Another story relates to the days of Druidism.
It was the custom of this particular sect of Druids to offer up to the sun human sacrifices two or three times a year. Usually the victims were criminals or prisoners captured in war.
On one occasion the larder of victims was bare - not a criminal, not a prisoner of war. One of the priestesses who did the butchering was a young and lovely girl.
"No victims," she said. "Then you shall have my youngest brother."
Screaming with horror the boy was placed on a flat altar stone in the mouth of the dolmen and the priestess sharpened her knife in anticipation of the cruel deed entrusted to her.
The boy pleaded in vain for his life.
"Were you God himself I would kill thee," his sister said.
Just as she was about to plunge her knife into his helpless body, he cursed her.
"May your soul be doomed to haunt this spot for ever," he cried.
Quite unmoved, she ripped his stomach open and then calmly and slowly cut his throat.
She did not survive him long. For her impious words and in fulfilment of his curse she was doomed to haunt for ever the Fairy Rock.

Tradition also has it that round the rock, with hands clasped, lovely fairy girls used to dance and sing nightly, when the moon was full and the stars shone brightly.
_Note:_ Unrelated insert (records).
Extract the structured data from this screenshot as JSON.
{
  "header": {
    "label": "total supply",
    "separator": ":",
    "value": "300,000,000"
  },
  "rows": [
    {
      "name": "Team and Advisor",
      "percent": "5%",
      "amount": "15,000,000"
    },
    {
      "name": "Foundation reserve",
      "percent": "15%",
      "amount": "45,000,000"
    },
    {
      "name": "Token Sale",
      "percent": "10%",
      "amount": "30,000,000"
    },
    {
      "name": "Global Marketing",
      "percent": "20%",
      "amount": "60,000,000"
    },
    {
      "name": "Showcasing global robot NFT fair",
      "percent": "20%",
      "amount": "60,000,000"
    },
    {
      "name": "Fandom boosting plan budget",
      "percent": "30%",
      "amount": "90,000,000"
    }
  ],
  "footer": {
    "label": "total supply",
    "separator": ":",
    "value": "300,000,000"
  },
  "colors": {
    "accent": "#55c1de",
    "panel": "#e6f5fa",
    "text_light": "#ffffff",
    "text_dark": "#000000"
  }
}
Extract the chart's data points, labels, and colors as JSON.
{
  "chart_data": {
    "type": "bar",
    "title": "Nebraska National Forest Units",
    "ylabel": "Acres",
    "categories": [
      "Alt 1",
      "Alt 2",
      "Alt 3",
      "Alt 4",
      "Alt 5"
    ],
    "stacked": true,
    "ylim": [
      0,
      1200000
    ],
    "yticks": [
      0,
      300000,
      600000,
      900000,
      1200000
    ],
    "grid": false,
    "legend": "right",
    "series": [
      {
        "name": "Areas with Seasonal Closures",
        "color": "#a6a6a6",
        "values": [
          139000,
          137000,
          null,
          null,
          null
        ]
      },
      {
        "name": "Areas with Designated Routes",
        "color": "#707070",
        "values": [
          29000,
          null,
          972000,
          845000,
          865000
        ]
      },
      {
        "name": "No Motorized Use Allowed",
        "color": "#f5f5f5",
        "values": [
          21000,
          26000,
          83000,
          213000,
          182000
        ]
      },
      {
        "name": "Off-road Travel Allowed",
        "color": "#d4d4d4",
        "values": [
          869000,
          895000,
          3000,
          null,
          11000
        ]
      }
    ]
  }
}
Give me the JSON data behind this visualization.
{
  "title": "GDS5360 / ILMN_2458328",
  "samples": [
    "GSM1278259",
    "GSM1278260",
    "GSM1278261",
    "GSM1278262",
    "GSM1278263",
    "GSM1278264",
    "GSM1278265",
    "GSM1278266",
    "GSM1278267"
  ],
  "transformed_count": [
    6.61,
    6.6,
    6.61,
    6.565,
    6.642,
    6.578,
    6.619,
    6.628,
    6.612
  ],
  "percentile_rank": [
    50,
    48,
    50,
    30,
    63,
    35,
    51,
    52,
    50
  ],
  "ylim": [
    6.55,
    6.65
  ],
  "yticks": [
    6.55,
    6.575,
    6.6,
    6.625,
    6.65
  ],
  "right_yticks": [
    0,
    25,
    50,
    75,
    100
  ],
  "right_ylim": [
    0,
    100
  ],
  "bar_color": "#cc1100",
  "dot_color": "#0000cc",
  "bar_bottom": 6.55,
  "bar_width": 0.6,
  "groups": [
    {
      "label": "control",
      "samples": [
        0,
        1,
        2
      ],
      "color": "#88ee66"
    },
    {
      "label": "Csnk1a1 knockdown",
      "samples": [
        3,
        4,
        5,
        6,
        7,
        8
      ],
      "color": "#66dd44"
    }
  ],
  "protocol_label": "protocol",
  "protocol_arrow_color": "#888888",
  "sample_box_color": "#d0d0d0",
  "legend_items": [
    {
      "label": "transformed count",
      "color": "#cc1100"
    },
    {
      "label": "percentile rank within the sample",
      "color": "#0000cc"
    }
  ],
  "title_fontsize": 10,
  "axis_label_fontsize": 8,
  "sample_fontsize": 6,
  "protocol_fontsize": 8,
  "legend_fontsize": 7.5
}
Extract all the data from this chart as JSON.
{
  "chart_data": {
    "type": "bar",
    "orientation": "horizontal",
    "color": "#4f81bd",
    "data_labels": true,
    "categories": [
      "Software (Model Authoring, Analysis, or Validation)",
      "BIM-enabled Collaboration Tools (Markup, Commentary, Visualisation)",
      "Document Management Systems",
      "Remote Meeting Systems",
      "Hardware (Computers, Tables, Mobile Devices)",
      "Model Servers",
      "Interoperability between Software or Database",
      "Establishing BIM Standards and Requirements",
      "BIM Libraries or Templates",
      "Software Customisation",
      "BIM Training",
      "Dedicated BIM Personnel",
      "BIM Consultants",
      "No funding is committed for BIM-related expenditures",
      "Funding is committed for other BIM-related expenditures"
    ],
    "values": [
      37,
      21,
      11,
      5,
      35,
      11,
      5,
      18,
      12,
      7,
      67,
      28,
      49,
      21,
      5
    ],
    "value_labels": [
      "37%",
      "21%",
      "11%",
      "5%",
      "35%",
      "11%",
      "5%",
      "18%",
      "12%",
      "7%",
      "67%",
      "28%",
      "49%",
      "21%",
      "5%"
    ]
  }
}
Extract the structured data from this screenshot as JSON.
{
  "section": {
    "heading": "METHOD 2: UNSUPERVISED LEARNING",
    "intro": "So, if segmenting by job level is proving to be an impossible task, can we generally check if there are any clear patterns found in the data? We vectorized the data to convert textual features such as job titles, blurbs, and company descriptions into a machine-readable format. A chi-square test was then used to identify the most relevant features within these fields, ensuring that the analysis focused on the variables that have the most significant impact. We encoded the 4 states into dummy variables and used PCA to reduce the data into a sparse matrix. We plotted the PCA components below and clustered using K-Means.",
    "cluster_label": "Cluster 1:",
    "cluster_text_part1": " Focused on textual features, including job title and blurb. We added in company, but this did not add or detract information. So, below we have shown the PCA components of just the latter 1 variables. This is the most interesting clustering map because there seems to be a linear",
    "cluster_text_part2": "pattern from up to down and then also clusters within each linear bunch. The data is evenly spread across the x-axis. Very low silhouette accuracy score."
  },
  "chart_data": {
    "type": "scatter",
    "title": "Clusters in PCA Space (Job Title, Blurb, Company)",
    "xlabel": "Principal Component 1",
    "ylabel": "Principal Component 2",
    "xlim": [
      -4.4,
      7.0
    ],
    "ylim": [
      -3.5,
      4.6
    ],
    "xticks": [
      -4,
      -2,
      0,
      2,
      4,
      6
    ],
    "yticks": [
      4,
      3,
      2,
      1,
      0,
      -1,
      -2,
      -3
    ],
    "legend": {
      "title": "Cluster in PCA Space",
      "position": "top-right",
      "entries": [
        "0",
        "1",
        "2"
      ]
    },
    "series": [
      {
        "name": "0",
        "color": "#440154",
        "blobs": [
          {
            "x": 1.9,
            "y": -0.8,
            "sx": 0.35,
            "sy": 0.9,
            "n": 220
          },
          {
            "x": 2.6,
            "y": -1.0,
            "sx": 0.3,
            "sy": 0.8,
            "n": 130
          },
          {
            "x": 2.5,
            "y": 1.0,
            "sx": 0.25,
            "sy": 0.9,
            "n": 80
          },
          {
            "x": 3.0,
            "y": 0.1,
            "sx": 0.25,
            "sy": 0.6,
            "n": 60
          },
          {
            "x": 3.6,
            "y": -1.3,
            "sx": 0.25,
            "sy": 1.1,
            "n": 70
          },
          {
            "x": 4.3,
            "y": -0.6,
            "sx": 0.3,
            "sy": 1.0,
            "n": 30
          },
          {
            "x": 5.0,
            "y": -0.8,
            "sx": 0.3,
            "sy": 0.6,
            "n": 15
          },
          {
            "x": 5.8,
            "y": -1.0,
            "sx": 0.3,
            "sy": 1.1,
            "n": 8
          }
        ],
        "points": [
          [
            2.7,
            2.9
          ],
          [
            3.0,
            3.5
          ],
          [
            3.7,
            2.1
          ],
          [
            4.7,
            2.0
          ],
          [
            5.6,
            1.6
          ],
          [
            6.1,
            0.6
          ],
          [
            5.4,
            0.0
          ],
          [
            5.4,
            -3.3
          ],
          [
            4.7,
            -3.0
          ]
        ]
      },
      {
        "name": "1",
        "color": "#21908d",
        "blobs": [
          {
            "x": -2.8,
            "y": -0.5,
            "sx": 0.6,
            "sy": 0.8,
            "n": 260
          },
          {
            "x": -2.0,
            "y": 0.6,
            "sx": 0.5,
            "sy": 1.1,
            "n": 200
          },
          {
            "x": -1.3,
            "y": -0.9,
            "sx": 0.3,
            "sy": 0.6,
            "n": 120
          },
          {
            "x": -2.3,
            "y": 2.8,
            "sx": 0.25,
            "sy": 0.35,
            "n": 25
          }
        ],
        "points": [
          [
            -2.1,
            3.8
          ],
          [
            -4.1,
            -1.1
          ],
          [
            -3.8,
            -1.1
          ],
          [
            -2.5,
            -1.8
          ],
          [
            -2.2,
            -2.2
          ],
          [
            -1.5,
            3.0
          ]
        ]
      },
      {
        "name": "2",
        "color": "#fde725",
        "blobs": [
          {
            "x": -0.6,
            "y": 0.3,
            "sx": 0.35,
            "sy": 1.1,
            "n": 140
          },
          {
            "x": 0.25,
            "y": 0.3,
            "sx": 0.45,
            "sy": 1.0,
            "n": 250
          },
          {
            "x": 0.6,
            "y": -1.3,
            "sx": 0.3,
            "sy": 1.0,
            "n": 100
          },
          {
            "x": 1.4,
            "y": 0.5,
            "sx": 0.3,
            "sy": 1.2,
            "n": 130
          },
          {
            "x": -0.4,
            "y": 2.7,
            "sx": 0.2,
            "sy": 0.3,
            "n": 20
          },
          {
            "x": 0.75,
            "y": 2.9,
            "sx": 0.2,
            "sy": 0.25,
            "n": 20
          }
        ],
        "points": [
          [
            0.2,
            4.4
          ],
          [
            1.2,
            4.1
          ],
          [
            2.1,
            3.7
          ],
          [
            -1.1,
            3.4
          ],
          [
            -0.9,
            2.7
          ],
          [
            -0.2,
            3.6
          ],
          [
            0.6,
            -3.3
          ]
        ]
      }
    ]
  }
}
On one occasion a country swain stood watching them and was so enraptured that he knelt down and worshipped them.
"Go home," they cried, "and see what awaits there."
He tore himself reluctantly away, and went home to find to his great surprise, a large box full of gold coins, a gift from the fairies. He was a rich man.
He spent his money quickly and when it was all gone, he visited the Fairy Rock night after night, but he never saw the fairies again.
Certainly not the usual Victorian language, but still revelling in Druidic gruesomeness: The Midnight Hearse and more Ghosts by Elliott O'Donnell (1965).